[gclist] Fast-allocating non-copying GC's

David Chase chase@centerline.com
Fri, 15 Mar 96 09:46:35 EST


> From: David.Ungar@Eng.Sun.COM (David Ungar)
> Dave's note about ST systems having long-running images as a difference
> w.r.t. C and Modula programs is quite true!
> I think that PPS Smalltalk can trace its image back to 1976!
> But seriously folks, ST'ers run for hours without doing a global
> collection/compaction sometimes.

Well, the (lack of?) timing of memory movement has a lot to do with my
arguments against it.  Keeping in mind that I'm thinking about mostly
statically typed procedural languages (Modula-3, Eiffel, Java), one
would like to be able to optimize them as well, or perhaps better,
than C.  The low-level stuff appears to matter (reference -- any 
of the last N PLDI conferences where people present incremental frobs
on the latest low-level analysis/optimization, and my own experience 
working on a back-end, in which "good performance" is reached only 
at the end of a long, long march).

IF memory movement can occur at any time, then these low level optimizations 
are basically not possible (*).  On the other hand, if they can be 
confined to certain locations (calls to procedures with a certain 
signature -- you could quite easily piggy-back it on top of the 
exception-handling signatures for Modula-3 or Java, for instance), 
then optimization life might be wonderful again. 

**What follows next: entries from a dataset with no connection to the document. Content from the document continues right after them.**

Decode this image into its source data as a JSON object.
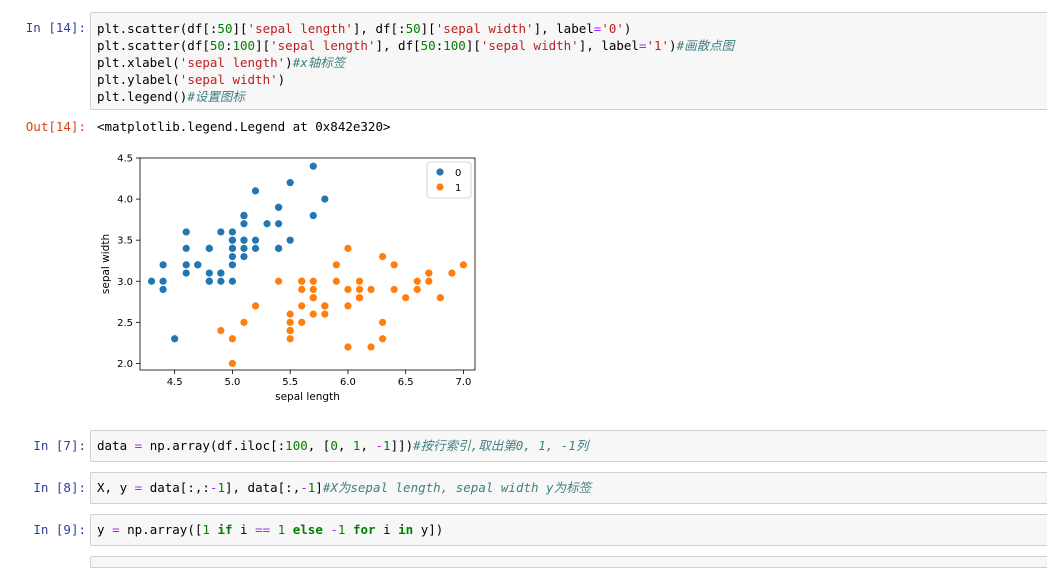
{
  "cells": {
    "c14": {
      "prompt": "In  [14]:",
      "out_prompt": "Out[14]:",
      "output": "<matplotlib.legend.Legend at 0x842e320>"
    },
    "c7": {
      "prompt": "In  [7]:"
    },
    "c8": {
      "prompt": "In  [8]:"
    },
    "c9": {
      "prompt": "In  [9]:"
    }
  },
  "code_tokens": {
    "c14_l1": [
      [
        "",
        "plt.scatter(df[:"
      ],
      [
        "num",
        "50"
      ],
      [
        "",
        "]["
      ],
      [
        "str",
        "'sepal length'"
      ],
      [
        "",
        "], df[:"
      ],
      [
        "num",
        "50"
      ],
      [
        "",
        "]["
      ],
      [
        "str",
        "'sepal width'"
      ],
      [
        "",
        "], label"
      ],
      [
        "op",
        "="
      ],
      [
        "str",
        "'0'"
      ],
      [
        "",
        ")"
      ]
    ],
    "c14_l2": [
      [
        "",
        "plt.scatter(df["
      ],
      [
        "num",
        "50"
      ],
      [
        "",
        ":"
      ],
      [
        "num",
        "100"
      ],
      [
        "",
        "]["
      ],
      [
        "str",
        "'sepal length'"
      ],
      [
        "",
        "], df["
      ],
      [
        "num",
        "50"
      ],
      [
        "",
        ":"
      ],
      [
        "num",
        "100"
      ],
      [
        "",
        "]["
      ],
      [
        "str",
        "'sepal width'"
      ],
      [
        "",
        "], label"
      ],
      [
        "op",
        "="
      ],
      [
        "str",
        "'1'"
      ],
      [
        "",
        ")"
      ],
      [
        "cmt",
        "#画散点图"
      ]
    ],
    "c14_l3": [
      [
        "",
        "plt.xlabel("
      ],
      [
        "str",
        "'sepal length'"
      ],
      [
        "",
        ")"
      ],
      [
        "cmt",
        "#x轴标签"
      ]
    ],
    "c14_l4": [
      [
        "",
        "plt.ylabel("
      ],
      [
        "str",
        "'sepal width'"
      ],
      [
        "",
        ")"
      ]
    ],
    "c14_l5": [
      [
        "",
        "plt.legend()"
      ],
      [
        "cmt",
        "#设置图标"
      ]
    ],
    "c7_l1": [
      [
        "",
        "data "
      ],
      [
        "op",
        "="
      ],
      [
        "",
        " np.array(df.iloc[:"
      ],
      [
        "num",
        "100"
      ],
      [
        "",
        ", ["
      ],
      [
        "num",
        "0"
      ],
      [
        "",
        ", "
      ],
      [
        "num",
        "1"
      ],
      [
        "",
        ", "
      ],
      [
        "op",
        "-"
      ],
      [
        "num",
        "1"
      ],
      [
        "",
        "]])"
      ],
      [
        "cmt",
        "#按行索引,取出第0, 1, -1列"
      ]
    ],
    "c8_l1": [
      [
        "",
        "X, y "
      ],
      [
        "op",
        "="
      ],
      [
        "",
        " data[:,:"
      ],
      [
        "op",
        "-"
      ],
      [
        "num",
        "1"
      ],
      [
        "",
        "], data[:,"
      ],
      [
        "op",
        "-"
      ],
      [
        "num",
        "1"
      ],
      [
        "",
        "]"
      ],
      [
        "cmt",
        "#X为sepal length, sepal width y为标签"
      ]
    ],
    "c9_l1": [
      [
        "",
        "y "
      ],
      [
        "op",
        "="
      ],
      [
        "",
        " np.array(["
      ],
      [
        "num",
        "1"
      ],
      [
        "",
        " "
      ],
      [
        "kw",
        "if"
      ],
      [
        "",
        " i "
      ],
      [
        "op",
        "=="
      ],
      [
        "",
        " "
      ],
      [
        "num",
        "1"
      ],
      [
        "",
        " "
      ],
      [
        "kw",
        "else"
      ],
      [
        "",
        " "
      ],
      [
        "op",
        "-"
      ],
      [
        "num",
        "1"
      ],
      [
        "",
        " "
      ],
      [
        "kw",
        "for"
      ],
      [
        "",
        " i "
      ],
      [
        "kw",
        "in"
      ],
      [
        "",
        " y])"
      ]
    ]
  },
  "colors": {
    "series0": "#1f77b4",
    "series1": "#ff7f0e",
    "prompt_in": "#303f9f",
    "prompt_out": "#d84315"
  },
  "chart_data": {
    "type": "scatter",
    "xlabel": "sepal length",
    "ylabel": "sepal width",
    "xlim": [
      4.2,
      7.1
    ],
    "ylim": [
      1.92,
      4.5
    ],
    "xticks": [
      "4.5",
      "5.0",
      "5.5",
      "6.0",
      "6.5",
      "7.0"
    ],
    "xtick_values": [
      4.5,
      5.0,
      5.5,
      6.0,
      6.5,
      7.0
    ],
    "yticks": [
      "2.0",
      "2.5",
      "3.0",
      "3.5",
      "4.0",
      "4.5"
    ],
    "ytick_values": [
      2.0,
      2.5,
      3.0,
      3.5,
      4.0,
      4.5
    ],
    "legend_position": "top-right",
    "grid": false,
    "series": [
      {
        "name": "0",
        "points": [
          [
            5.1,
            3.5
          ],
          [
            4.9,
            3.0
          ],
          [
            4.7,
            3.2
          ],
          [
            4.6,
            3.1
          ],
          [
            5.0,
            3.6
          ],
          [
            5.4,
            3.9
          ],
          [
            4.6,
            3.4
          ],
          [
            5.0,
            3.4
          ],
          [
            4.4,
            2.9
          ],
          [
            4.9,
            3.1
          ],
          [
            5.4,
            3.7
          ],
          [
            4.8,
            3.4
          ],
          [
            4.8,
            3.0
          ],
          [
            4.3,
            3.0
          ],
          [
            5.8,
            4.0
          ],
          [
            5.7,
            4.4
          ],
          [
            5.4,
            3.9
          ],
          [
            5.1,
            3.5
          ],
          [
            5.7,
            3.8
          ],
          [
            5.1,
            3.8
          ],
          [
            5.4,
            3.4
          ],
          [
            5.1,
            3.7
          ],
          [
            4.6,
            3.6
          ],
          [
            5.1,
            3.3
          ],
          [
            4.8,
            3.4
          ],
          [
            5.0,
            3.0
          ],
          [
            5.0,
            3.4
          ],
          [
            5.2,
            3.5
          ],
          [
            5.2,
            3.4
          ],
          [
            4.7,
            3.2
          ],
          [
            4.8,
            3.1
          ],
          [
            5.4,
            3.4
          ],
          [
            5.2,
            4.1
          ],
          [
            5.5,
            4.2
          ],
          [
            4.9,
            3.1
          ],
          [
            5.0,
            3.2
          ],
          [
            5.5,
            3.5
          ],
          [
            4.9,
            3.6
          ],
          [
            4.4,
            3.0
          ],
          [
            5.1,
            3.4
          ],
          [
            5.0,
            3.5
          ],
          [
            4.5,
            2.3
          ],
          [
            4.4,
            3.2
          ],
          [
            5.0,
            3.5
          ],
          [
            5.1,
            3.8
          ],
          [
            4.8,
            3.0
          ],
          [
            5.1,
            3.8
          ],
          [
            4.6,
            3.2
          ],
          [
            5.3,
            3.7
          ],
          [
            5.0,
            3.3
          ]
        ]
      },
      {
        "name": "1",
        "points": [
          [
            7.0,
            3.2
          ],
          [
            6.4,
            3.2
          ],
          [
            6.9,
            3.1
          ],
          [
            5.5,
            2.3
          ],
          [
            6.5,
            2.8
          ],
          [
            5.7,
            2.8
          ],
          [
            6.3,
            3.3
          ],
          [
            4.9,
            2.4
          ],
          [
            6.6,
            2.9
          ],
          [
            5.2,
            2.7
          ],
          [
            5.0,
            2.0
          ],
          [
            5.9,
            3.0
          ],
          [
            6.0,
            2.2
          ],
          [
            6.1,
            2.9
          ],
          [
            5.6,
            2.9
          ],
          [
            6.7,
            3.1
          ],
          [
            5.6,
            3.0
          ],
          [
            5.8,
            2.7
          ],
          [
            6.2,
            2.2
          ],
          [
            5.6,
            2.5
          ],
          [
            5.9,
            3.2
          ],
          [
            6.1,
            2.8
          ],
          [
            6.3,
            2.5
          ],
          [
            6.1,
            2.8
          ],
          [
            6.4,
            2.9
          ],
          [
            6.6,
            3.0
          ],
          [
            6.8,
            2.8
          ],
          [
            6.7,
            3.0
          ],
          [
            6.0,
            2.9
          ],
          [
            5.7,
            2.6
          ],
          [
            5.5,
            2.4
          ],
          [
            5.5,
            2.4
          ],
          [
            5.8,
            2.7
          ],
          [
            6.0,
            2.7
          ],
          [
            5.4,
            3.0
          ],
          [
            6.0,
            3.4
          ],
          [
            6.7,
            3.1
          ],
          [
            6.3,
            2.3
          ],
          [
            5.6,
            3.0
          ],
          [
            5.5,
            2.5
          ],
          [
            5.5,
            2.6
          ],
          [
            6.1,
            3.0
          ],
          [
            5.8,
            2.6
          ],
          [
            5.0,
            2.3
          ],
          [
            5.6,
            2.7
          ],
          [
            5.7,
            3.0
          ],
          [
            5.7,
            2.9
          ],
          [
            6.2,
            2.9
          ],
          [
            5.1,
            2.5
          ],
          [
            5.7,
            2.8
          ]
        ]
      }
    ]
  }
}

(*) in theory, the compiler and GC can cooperate very thoroughly 
to make this happen, which is what the people at U Mass tried to 
do in their Modula-3 compiler.  See also the message of 29 Feb 1996
from Antony Hosking regarding their efforts to resurrect this
compiler.

> BTW, I tried a "customizing allocator" (aka multiple free lists)
> in the first version of Berkeley Smalltalk.
> My experience with it was so different from Paul and David Chase's that
> I think context (e.g. St vs. C, interactive vs. real-time)
> must play a very important role.

This is weird.  I have gone out and measured this myself, and friends 
of mine have measured it as well in other applications, and what 
we've always discovered is that something like 90% of the objects 
allocated fall into two or three (smallish-object-size) lists. 
This supports your assertion that header size matters, because an
8-byte header is a big deal if the user only request 16 bytes of
memory for data.  (And this is why I like to use BIBOP whenever
possible, and why I think that the language's type system and
GC headers should be integrated whenever possible.)

One to note is that there is a breakpoint in the freelist policy 
of the allocators that I've played with.  Based on nothing but random 
rule of thumb (plus, it worked better when I was done, so I kept 
the result -- nothing like Monte Carlo methodology, eh?), in recent 
years I've always had a multi-freelist policy for small objects, 
and an address-ordered freelist for large objects.  But, again, this 
is for malloc-free memory allocation.  On the other hand, the Boehm-Weiser 
collector looks pretty much like this, too. 

The other major difference that I see (besides long-lived workspaces), 
for both Smalltalk and Lisp, is that activation records are often 
allocated on the heap.  Do their sizes vary that much?  (Should I 
go drag out my Smalltalk implementation experience book to refresh 
my memory?)  I would think that their high traffic and usually-LIFO 
behavior would justify use of a special region with a special policy.  
Note, by-the-way, that most of the heuristics and optimizations are 
chasing these same short-lived objects -- they're the easiest ones 
to discover with compile-time analysis, they're most profitably collected 
by generational collection, and I suspect that if you used the 1-bit 
reference-count hack, it would pick up many of them as well. 

On another note, the GC FAQ has sat dormant for all of this week.  
Sorry for the hiatus.

David Chase